Her background has led her to advocate for equal pay and visibility for women, coaching African American professionals, and sponsoring LGBTQ professionals, among other things.
Being a woman in tech is always challenging because it’s a male-dominated field, but it’s taught her a lot about timing, she said.
“What I learned to do, and it’s unfortunate that women have to do this is, you speak at the right time when you have the right information, so that when you don’t speak, your male boss will ask you, ‘Donna, what do you think?’”
Another way to deal with the gender imbalance is to develop an expertise beyond your field, Ross said.
“When I have that seat at the table, when I sit on a staff, I should be able to speak to strategy, leadership, budgeting and employees so they don’t look at me as Donna, the security person,” she said. “They look at me as another leader who has a seat at the table and raises the right issues.”
Ross has a degree in marketing, and that’s made her “very, very customer focused,” she said. And while technical skills are very important in security, it’s the soft skills like communication skills, collaboration skills, project management skills and leadership skills that are the differential, she said.
“If you can’t be in a room of executives and talk to them in plain English in a way that they understand, you’re not going to be successful,” she said. “We have a standing item on our leadership agenda: We meet once a week on elevator pitches because the person needs to be able to represent their program in 15 seconds.”
Doing differential work is what distinguishes her team and makes it so valuable to the company, she said.
“My team does not turn cranks or watch flashing red lights or green lights. Managed service providers do that. Where we add the value is helping our business grow.”
By outsourcing the commodity work, she also frees her team to do “fun stuff” like threat hunts and purple teaming when they’re not serving customers, or to take training classes to learn about new developments in the industry, she said.
“I think the culture of getting away from commodities and shifting to what’s important to the business is really core to how I’ve built the programs,” she said.
Adversaries are getting smarter, geopolitical events aren’t going to slow down, and more groups are going to work together, Ross predicted.
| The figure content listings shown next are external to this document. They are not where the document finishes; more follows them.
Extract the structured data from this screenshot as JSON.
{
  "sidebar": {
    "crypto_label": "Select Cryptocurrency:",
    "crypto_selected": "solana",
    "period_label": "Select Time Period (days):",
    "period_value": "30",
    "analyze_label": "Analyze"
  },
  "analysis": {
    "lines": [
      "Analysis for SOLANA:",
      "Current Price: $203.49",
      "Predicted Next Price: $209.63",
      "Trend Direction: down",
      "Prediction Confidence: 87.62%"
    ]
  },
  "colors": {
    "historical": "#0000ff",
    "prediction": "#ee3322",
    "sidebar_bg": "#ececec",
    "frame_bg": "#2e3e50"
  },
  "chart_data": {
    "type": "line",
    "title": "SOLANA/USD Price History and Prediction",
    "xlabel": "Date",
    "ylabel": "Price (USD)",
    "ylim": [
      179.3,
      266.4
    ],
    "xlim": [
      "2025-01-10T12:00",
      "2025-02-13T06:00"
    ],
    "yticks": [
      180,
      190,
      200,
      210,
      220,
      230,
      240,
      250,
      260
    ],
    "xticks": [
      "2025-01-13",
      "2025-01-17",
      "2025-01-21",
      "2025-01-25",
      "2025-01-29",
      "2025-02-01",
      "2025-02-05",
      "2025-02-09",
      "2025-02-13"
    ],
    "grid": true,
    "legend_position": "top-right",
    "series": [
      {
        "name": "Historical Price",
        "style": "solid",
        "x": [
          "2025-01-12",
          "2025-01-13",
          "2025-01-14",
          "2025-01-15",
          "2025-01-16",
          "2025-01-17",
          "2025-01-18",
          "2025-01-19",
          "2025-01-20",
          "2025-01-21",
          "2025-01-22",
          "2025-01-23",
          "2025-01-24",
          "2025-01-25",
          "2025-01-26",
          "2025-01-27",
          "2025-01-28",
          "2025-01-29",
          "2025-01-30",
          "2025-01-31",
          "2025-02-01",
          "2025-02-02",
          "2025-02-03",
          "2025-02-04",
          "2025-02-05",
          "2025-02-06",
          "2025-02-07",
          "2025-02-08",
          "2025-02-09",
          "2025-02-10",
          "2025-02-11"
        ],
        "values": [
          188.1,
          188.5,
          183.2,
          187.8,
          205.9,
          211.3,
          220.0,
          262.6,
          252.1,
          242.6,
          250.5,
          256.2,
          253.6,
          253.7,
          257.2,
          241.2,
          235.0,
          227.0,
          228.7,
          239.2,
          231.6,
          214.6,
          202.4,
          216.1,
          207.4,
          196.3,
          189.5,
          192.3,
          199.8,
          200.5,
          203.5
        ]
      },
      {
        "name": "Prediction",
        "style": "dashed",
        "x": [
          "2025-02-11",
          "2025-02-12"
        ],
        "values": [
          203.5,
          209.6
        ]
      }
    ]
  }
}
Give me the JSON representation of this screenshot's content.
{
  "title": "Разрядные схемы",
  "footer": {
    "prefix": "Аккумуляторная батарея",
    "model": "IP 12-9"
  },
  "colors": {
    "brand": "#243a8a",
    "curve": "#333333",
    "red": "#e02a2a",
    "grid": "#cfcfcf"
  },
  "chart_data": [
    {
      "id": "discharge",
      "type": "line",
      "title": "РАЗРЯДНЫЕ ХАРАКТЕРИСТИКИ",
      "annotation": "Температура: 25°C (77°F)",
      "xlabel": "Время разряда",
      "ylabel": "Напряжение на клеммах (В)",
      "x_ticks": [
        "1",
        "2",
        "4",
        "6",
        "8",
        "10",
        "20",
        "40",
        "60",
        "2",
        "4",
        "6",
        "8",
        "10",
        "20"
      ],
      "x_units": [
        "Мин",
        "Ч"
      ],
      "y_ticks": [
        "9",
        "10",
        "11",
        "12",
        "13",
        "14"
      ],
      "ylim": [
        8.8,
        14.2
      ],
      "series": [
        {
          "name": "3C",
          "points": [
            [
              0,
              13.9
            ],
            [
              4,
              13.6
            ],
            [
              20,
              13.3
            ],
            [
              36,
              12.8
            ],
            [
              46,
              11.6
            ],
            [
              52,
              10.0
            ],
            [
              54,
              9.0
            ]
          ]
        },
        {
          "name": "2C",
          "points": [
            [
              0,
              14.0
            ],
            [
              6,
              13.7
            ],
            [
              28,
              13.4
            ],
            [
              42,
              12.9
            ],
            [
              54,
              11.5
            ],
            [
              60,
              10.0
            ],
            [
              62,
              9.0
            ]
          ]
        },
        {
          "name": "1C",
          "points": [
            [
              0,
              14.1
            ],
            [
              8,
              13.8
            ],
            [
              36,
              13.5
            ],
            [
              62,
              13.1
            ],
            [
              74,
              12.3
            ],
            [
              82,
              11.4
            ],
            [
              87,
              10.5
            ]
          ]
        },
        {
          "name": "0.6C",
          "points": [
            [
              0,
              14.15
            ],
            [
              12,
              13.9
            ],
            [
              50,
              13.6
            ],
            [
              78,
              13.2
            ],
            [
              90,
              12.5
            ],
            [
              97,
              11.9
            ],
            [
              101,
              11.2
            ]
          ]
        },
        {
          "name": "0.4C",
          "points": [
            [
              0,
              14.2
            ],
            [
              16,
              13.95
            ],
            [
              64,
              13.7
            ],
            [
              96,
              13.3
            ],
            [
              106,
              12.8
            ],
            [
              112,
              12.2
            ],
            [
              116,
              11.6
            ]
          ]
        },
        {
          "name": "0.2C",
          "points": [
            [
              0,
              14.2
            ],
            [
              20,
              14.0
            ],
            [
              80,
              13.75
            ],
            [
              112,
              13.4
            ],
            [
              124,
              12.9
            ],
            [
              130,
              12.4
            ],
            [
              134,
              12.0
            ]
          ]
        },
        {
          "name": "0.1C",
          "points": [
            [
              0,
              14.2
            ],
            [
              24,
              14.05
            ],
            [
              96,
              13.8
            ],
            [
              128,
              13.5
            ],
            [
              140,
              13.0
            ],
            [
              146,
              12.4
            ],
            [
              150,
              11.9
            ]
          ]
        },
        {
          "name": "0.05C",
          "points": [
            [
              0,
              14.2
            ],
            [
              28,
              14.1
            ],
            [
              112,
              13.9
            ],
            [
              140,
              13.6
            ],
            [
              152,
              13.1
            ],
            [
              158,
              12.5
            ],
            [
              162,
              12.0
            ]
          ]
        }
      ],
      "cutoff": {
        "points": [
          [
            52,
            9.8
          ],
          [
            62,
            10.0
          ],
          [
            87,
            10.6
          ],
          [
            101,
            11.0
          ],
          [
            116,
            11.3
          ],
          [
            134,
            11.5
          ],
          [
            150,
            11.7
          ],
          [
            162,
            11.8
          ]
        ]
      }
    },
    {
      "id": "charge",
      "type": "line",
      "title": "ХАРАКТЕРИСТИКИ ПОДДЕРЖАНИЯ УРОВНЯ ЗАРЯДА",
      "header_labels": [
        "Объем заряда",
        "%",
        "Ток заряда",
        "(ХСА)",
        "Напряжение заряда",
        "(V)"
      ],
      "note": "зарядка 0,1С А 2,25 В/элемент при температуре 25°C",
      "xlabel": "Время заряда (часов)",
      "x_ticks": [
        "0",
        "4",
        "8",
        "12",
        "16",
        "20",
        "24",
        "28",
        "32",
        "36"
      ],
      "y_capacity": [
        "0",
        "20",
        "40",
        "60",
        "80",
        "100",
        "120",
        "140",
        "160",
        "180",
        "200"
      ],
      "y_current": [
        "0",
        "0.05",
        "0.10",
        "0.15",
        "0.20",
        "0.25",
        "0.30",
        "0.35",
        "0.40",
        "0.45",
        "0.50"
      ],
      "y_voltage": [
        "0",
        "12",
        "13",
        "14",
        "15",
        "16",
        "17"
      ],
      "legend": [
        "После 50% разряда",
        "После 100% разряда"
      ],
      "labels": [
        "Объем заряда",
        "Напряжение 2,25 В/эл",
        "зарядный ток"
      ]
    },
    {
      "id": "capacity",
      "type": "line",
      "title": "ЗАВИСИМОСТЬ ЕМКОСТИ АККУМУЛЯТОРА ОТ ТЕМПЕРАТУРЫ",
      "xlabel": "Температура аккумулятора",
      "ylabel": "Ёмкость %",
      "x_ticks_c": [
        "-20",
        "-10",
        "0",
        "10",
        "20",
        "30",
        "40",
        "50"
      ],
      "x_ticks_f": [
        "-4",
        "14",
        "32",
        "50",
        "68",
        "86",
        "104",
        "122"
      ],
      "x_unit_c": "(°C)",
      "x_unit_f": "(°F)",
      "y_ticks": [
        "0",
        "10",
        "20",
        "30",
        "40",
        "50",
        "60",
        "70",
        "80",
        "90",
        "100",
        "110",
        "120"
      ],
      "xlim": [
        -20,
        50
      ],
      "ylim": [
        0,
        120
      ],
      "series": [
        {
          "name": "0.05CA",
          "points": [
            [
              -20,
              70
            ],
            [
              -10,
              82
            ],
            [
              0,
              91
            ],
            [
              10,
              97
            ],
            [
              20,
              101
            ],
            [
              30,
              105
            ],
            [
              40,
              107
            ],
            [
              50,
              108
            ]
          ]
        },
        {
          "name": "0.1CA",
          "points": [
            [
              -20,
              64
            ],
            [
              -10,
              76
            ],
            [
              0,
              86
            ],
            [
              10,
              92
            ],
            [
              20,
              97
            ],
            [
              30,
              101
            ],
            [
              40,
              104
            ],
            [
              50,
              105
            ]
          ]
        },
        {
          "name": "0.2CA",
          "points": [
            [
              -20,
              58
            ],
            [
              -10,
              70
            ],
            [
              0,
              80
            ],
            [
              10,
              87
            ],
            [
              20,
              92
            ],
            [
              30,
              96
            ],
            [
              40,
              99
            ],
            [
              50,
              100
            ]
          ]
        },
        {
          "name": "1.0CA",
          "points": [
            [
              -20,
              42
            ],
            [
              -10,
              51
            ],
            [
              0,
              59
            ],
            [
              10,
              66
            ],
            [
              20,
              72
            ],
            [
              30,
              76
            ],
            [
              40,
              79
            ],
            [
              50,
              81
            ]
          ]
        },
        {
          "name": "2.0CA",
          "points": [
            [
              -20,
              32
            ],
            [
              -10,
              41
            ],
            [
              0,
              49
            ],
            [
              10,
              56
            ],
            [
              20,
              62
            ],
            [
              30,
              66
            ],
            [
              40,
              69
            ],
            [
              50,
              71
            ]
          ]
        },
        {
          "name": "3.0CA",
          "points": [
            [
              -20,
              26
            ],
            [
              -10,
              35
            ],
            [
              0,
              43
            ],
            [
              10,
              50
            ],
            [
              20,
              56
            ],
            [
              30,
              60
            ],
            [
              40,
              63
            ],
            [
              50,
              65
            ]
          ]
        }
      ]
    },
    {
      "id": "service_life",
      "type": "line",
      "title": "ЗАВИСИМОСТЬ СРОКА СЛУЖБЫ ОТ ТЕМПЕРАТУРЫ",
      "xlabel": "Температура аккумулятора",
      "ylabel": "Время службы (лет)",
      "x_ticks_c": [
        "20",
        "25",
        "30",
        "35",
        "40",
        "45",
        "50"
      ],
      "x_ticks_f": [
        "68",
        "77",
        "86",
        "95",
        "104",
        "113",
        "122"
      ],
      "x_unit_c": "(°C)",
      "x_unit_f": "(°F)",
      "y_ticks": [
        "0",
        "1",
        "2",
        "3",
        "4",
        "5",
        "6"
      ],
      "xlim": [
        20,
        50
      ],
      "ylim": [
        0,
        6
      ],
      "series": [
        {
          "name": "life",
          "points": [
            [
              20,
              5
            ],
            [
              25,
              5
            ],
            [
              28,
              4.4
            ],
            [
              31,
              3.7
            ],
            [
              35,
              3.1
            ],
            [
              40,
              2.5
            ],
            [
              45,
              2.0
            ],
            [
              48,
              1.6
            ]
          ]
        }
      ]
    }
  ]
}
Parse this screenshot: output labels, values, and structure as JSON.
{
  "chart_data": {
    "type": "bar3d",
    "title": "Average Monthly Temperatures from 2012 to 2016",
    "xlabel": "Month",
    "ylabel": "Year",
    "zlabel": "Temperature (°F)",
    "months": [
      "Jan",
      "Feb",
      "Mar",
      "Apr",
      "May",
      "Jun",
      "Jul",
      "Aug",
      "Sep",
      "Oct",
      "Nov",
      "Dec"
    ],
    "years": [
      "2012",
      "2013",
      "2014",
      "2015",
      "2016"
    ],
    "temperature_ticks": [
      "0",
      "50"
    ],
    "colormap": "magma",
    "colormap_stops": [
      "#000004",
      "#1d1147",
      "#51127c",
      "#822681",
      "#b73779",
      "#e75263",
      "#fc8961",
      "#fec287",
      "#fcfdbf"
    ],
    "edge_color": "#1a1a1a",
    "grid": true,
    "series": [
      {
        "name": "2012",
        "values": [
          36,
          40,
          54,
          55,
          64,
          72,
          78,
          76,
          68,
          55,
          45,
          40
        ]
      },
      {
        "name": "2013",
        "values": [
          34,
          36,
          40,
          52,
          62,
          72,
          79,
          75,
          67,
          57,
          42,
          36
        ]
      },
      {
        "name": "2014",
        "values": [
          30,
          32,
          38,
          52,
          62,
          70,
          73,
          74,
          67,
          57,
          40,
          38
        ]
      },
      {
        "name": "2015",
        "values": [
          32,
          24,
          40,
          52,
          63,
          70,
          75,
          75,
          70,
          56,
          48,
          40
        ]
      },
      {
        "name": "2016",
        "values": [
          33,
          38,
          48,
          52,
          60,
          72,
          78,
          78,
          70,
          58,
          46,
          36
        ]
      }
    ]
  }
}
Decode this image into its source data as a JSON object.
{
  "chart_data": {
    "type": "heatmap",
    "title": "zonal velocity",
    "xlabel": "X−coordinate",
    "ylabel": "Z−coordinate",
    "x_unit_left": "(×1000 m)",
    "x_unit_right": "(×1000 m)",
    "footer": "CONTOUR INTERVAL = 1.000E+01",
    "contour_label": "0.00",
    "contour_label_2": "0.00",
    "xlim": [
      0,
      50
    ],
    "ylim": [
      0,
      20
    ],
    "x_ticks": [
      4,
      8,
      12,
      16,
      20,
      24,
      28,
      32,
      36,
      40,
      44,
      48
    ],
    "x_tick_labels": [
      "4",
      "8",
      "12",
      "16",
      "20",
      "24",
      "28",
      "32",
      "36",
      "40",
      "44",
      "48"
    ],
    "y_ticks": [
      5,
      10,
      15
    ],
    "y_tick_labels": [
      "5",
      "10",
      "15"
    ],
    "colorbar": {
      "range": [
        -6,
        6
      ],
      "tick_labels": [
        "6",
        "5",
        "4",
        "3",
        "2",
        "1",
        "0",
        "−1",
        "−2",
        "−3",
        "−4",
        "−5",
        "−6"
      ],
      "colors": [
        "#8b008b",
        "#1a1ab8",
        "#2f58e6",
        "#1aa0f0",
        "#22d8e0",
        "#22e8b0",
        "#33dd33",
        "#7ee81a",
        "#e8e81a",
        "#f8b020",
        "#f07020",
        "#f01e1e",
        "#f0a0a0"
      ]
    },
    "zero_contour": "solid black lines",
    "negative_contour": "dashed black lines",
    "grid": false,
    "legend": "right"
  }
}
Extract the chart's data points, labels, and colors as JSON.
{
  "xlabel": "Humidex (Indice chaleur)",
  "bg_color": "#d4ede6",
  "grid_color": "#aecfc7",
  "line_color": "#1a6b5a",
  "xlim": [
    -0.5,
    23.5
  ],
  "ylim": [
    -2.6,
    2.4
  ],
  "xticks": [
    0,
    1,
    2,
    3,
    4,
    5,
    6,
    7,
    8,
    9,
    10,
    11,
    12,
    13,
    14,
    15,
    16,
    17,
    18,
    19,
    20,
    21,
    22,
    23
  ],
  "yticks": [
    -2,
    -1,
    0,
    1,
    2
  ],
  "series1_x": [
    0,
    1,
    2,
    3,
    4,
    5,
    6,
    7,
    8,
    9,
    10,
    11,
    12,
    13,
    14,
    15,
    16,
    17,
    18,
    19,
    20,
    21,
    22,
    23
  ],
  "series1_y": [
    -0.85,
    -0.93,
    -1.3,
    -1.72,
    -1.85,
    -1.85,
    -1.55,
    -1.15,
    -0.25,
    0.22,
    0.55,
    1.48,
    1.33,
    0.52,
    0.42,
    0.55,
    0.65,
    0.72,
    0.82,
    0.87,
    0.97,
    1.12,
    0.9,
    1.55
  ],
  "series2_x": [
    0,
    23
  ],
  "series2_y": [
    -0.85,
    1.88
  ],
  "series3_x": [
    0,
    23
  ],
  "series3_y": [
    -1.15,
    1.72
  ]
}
Supply chain security is another worry.
CISOs continue to get a bigger seat at the table as their role becomes more visible and they become an intricate part of the business, as business leaders as well as security experts. Liability and regulatory changes are a more troubling part of where the CISO’s role is going, she said.
Work-life balance is important for Ross.
“I’m always encouraging my team to take time off to have fun. I love to do anything outdoors. I love to hike. I love to bike. I love to kayak. I have a second home in the mountains that we go to at every opportunity to relax and have fun. Plus, I’m always taking my Sheepadoodle to classes,” she said.
“I also like snowshoeing. I like the thought of being that first imprint on the snow when it’s purely white and no one’s walked there before. That’s kind of cool.”
Volunteering is a big part of Ross’s life. She’s been on several boards of directors, including InfraGard, a partnership between U.S. businesses and the FBI; Women in Cybersecurity; Big Brothers Big Sisters; the Red Cross; and the Bucks County Council for the Arts.
“Some of my soft skills I think I got from being on these boards because you’re around all different people from different backgrounds, and you’re constantly negotiating and reading contracts and hiring staff and making decisions,” Ross said. “I learn as much from mentoring as the person I’m mentoring or coaching.”